Kim spent much of her life mirroring others' relationships to sound in an effort to follow a culturally dominant "sound etiquette." Growing up animated in a less effusive Korean family (a facet, she points out, of both Korean and hearing cultures), Kim learned quietness—"to tone it down"—in response to eyes upon her. "At first I thought I experience sound mostly through vibrations, but I realized it's much more than that," she explains. "I'm mostly informed by the way people react and behave around it and then I in turn mirror them, sometimes out of good manners." In her artistic practice, Kim strives to reclaim sound, to carve out a space where sound doesn't revolve around some borrowed etiquette, but instead around her own distinct experience.
Avant-garde composer John Cage declared sound to be the most public of senses, and it hasn't been a private experience for Kim. To the contrary, she describes the deaf community as a "collective culture." Built through a shared experience of sound and language, the deaf community has its own sound etiquette: for example, the artist explains, if someone joins a table, it is customary that people move back their chairs to let the newcomer in without looking up, so those at the table can continue to watch whomever is signing. Regardless of her audience, a predilection for the communal is in Kim's nature, and her art is frequently collaborative and participatory. "I often collaborate with others in order to make my voice known or relevant," she says. "People are almost an extension of myself, namely sign language interpreters."

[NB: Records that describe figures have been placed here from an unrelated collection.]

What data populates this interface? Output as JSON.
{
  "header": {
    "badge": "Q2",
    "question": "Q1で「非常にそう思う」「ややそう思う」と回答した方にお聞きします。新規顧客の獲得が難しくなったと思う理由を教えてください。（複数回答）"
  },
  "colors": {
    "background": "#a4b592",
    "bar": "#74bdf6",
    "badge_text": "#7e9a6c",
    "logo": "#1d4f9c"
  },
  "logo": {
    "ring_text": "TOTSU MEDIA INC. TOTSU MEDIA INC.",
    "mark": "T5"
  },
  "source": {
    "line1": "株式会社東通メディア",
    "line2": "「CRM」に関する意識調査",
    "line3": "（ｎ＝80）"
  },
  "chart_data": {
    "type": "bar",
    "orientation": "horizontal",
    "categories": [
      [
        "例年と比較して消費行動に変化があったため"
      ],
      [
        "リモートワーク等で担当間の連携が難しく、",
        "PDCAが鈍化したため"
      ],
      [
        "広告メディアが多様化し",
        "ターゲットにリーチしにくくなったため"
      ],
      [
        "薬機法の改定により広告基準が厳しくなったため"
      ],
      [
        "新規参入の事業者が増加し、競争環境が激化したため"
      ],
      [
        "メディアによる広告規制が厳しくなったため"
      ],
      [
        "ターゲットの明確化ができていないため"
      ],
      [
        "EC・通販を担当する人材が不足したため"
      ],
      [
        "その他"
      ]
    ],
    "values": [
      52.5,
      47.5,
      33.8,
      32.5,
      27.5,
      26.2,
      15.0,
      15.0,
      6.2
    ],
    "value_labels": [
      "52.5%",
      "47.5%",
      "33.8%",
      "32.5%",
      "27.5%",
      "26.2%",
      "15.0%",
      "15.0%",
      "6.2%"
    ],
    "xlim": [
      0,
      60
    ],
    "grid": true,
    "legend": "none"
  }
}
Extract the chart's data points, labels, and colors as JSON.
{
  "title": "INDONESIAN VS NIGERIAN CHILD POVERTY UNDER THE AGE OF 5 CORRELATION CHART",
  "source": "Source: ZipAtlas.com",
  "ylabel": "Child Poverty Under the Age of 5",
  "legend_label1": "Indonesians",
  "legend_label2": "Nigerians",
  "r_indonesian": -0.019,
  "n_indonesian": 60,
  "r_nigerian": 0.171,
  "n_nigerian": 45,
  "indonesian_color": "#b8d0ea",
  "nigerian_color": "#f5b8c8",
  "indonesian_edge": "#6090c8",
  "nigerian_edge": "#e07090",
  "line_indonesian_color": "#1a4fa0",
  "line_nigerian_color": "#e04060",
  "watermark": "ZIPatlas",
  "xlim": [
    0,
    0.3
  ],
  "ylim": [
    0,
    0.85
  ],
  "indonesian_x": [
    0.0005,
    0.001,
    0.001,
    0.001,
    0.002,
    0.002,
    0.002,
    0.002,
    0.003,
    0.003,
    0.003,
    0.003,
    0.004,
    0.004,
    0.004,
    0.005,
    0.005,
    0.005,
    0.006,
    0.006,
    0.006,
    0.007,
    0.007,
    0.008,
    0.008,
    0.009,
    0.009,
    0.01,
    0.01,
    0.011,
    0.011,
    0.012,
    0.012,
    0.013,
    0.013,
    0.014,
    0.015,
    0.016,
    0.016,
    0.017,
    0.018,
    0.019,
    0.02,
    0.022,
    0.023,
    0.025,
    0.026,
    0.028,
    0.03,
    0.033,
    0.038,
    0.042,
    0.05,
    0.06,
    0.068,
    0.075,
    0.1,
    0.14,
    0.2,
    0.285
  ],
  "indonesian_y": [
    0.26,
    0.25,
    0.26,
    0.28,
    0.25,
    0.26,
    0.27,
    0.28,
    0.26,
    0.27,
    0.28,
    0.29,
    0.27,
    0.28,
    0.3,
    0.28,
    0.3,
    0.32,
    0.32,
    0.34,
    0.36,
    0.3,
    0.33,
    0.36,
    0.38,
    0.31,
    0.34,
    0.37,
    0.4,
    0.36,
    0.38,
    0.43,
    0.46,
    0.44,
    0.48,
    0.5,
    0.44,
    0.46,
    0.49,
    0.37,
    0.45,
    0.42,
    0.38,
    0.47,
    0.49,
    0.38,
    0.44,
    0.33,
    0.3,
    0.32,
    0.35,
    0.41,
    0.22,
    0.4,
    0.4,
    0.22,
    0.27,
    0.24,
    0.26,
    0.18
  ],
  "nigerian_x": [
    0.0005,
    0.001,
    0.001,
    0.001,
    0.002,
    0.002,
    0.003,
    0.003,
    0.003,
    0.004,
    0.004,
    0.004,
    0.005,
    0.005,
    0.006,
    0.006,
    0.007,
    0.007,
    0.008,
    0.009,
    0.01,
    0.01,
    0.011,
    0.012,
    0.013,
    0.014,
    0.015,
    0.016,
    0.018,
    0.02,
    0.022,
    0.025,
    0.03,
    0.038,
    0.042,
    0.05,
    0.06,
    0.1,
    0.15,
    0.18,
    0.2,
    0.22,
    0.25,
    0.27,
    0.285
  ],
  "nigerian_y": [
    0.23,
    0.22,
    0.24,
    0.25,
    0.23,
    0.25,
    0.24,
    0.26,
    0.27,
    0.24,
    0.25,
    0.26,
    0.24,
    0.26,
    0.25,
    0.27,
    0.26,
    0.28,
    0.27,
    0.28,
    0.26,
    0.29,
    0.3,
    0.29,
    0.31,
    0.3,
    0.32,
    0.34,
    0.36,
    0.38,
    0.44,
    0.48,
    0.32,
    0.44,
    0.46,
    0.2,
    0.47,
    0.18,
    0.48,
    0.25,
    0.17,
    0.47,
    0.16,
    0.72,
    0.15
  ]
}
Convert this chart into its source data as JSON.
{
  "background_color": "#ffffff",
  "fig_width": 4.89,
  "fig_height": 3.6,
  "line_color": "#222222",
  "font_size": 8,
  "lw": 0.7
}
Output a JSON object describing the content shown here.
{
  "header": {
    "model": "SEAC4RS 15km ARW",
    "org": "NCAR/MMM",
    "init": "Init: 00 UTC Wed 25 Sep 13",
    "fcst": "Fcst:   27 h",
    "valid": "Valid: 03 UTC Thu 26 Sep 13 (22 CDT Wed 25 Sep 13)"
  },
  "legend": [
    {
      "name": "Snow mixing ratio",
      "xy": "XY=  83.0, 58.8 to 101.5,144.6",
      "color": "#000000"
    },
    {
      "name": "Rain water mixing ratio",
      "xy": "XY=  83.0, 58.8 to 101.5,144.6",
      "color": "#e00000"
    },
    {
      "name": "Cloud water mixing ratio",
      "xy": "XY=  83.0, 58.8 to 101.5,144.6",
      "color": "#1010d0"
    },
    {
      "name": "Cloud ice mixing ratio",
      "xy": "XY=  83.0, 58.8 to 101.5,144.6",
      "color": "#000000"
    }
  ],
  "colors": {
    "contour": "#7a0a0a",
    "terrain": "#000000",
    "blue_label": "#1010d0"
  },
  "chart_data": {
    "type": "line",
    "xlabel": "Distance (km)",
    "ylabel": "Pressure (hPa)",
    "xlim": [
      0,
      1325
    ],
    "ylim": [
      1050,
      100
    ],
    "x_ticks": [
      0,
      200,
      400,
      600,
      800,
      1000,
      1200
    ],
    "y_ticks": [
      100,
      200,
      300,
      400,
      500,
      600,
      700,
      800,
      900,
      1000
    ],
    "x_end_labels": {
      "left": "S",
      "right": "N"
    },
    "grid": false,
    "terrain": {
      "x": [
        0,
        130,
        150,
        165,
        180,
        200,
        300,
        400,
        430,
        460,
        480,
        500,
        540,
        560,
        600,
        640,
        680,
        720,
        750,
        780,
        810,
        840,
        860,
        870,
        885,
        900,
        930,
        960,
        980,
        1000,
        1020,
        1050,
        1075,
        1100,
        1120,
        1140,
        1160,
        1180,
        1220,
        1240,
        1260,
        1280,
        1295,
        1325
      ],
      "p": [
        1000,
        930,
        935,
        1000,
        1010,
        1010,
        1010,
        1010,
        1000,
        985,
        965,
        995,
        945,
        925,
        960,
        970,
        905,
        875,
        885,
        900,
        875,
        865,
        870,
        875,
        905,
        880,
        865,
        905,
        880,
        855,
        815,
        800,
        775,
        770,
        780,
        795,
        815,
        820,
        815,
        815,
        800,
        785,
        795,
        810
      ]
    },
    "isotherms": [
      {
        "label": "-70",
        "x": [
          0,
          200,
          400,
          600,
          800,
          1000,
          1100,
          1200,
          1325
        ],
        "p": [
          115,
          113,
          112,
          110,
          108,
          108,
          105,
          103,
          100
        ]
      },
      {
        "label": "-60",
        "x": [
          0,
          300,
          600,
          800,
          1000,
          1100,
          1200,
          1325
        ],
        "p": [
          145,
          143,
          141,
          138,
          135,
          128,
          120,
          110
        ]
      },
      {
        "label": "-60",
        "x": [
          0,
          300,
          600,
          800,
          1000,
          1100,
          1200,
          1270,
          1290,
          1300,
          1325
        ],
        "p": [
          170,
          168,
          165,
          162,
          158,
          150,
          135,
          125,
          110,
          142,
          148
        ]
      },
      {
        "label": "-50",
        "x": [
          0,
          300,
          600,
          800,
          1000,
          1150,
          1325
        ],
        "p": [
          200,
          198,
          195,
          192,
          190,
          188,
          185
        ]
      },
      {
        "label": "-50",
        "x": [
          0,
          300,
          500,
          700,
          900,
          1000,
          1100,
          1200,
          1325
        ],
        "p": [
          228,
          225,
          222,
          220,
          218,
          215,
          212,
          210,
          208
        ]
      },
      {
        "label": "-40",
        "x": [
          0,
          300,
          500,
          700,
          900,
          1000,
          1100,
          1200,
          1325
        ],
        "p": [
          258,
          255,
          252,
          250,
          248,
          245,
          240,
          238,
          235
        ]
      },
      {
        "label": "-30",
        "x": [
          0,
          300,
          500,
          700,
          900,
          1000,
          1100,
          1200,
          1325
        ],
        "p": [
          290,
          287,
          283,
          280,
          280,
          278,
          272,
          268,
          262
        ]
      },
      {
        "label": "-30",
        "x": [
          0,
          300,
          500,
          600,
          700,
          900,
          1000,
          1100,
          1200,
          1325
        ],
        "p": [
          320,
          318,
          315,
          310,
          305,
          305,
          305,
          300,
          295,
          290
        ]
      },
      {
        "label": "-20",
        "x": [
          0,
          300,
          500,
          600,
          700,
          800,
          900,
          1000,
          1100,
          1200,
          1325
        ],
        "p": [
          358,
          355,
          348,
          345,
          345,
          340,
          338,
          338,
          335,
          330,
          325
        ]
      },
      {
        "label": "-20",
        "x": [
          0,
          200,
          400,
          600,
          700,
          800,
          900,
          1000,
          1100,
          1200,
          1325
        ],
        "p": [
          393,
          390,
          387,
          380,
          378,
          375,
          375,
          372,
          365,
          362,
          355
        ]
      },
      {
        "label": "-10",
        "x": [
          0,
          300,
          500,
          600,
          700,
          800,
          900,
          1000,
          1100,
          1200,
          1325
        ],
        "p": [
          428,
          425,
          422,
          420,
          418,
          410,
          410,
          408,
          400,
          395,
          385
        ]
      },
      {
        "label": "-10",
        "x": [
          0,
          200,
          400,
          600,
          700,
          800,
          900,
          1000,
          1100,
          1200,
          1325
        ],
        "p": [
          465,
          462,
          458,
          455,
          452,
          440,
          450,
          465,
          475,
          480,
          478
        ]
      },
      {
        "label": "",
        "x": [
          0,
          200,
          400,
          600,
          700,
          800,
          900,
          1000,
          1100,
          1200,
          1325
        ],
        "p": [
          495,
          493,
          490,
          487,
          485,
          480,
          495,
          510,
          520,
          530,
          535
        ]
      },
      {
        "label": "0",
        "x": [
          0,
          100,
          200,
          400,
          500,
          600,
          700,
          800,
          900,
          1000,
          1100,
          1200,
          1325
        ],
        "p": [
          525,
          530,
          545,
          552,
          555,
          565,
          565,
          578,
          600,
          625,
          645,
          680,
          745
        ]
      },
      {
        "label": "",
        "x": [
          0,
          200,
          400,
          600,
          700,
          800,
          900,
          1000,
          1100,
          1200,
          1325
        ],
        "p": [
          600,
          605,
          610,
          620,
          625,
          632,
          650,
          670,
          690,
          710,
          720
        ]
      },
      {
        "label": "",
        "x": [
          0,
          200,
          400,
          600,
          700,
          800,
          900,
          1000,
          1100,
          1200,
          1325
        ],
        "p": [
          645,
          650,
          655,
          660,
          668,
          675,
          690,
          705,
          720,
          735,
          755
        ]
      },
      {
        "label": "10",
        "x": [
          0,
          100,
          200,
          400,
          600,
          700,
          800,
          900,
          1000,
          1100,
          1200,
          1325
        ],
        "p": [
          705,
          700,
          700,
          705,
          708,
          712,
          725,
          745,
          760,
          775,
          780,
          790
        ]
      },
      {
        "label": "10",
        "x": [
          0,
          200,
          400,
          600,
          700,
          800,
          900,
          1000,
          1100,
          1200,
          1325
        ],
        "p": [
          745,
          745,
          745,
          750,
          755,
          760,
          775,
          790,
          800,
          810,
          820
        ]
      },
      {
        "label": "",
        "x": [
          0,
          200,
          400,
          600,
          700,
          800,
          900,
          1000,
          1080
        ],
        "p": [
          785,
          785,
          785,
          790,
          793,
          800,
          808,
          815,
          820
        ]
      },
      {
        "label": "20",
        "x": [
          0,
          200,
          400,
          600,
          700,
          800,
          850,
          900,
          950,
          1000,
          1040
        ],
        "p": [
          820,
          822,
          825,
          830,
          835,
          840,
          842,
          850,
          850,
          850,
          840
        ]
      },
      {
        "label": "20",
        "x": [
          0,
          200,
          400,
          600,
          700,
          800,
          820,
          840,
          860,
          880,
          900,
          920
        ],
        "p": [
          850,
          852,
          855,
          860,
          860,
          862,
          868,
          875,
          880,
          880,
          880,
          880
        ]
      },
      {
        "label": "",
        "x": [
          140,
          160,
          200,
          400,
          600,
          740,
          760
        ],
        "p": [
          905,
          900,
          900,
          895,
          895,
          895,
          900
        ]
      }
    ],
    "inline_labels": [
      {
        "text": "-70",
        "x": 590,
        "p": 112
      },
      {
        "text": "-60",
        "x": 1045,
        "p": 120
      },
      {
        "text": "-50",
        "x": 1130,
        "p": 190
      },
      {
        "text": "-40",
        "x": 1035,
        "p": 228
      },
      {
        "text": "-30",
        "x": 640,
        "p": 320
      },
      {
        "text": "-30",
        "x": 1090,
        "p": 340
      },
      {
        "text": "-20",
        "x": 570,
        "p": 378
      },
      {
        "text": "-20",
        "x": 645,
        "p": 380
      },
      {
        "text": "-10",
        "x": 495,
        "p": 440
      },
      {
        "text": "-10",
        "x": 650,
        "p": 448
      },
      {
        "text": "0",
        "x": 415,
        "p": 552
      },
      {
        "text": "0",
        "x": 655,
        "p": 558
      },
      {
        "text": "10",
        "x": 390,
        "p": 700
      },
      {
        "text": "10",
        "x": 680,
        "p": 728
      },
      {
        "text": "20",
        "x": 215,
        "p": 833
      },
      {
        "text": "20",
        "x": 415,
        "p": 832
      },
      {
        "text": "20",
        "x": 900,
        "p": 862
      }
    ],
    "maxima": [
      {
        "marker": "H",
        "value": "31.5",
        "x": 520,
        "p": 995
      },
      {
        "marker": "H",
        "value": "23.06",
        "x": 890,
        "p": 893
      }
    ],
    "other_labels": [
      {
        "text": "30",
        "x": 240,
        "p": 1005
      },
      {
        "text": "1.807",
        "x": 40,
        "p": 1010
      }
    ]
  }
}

Collaboration was integral to Kim's recent sonic performance piece Fingertap Quartet. In putting together the piece, the artist provided a list of 12 specific sounds to her musician friend, Dev Hynes of Blood Orange (a later version featured voice samples by Jamie Stewart of Xiu Xiu). Kim remarks: "I trusted [Dev] enough to make voice samples based on my instructions and I did not ask anyone to double-check for me. Conceptually, I leased his voice." Using the voice samples, an audio recorder, a laptop, and transducers, Kim created four sound files. With projected text, she communicated the concept underlying each sound file to her audience: "Like/Good," a sound you like and think is good; the converse sound, "No Like/No Good"; "Like/No Good," a sound you like but suspect might not be good; and a sound you don't like but suspect might not be good, "No Like/Good.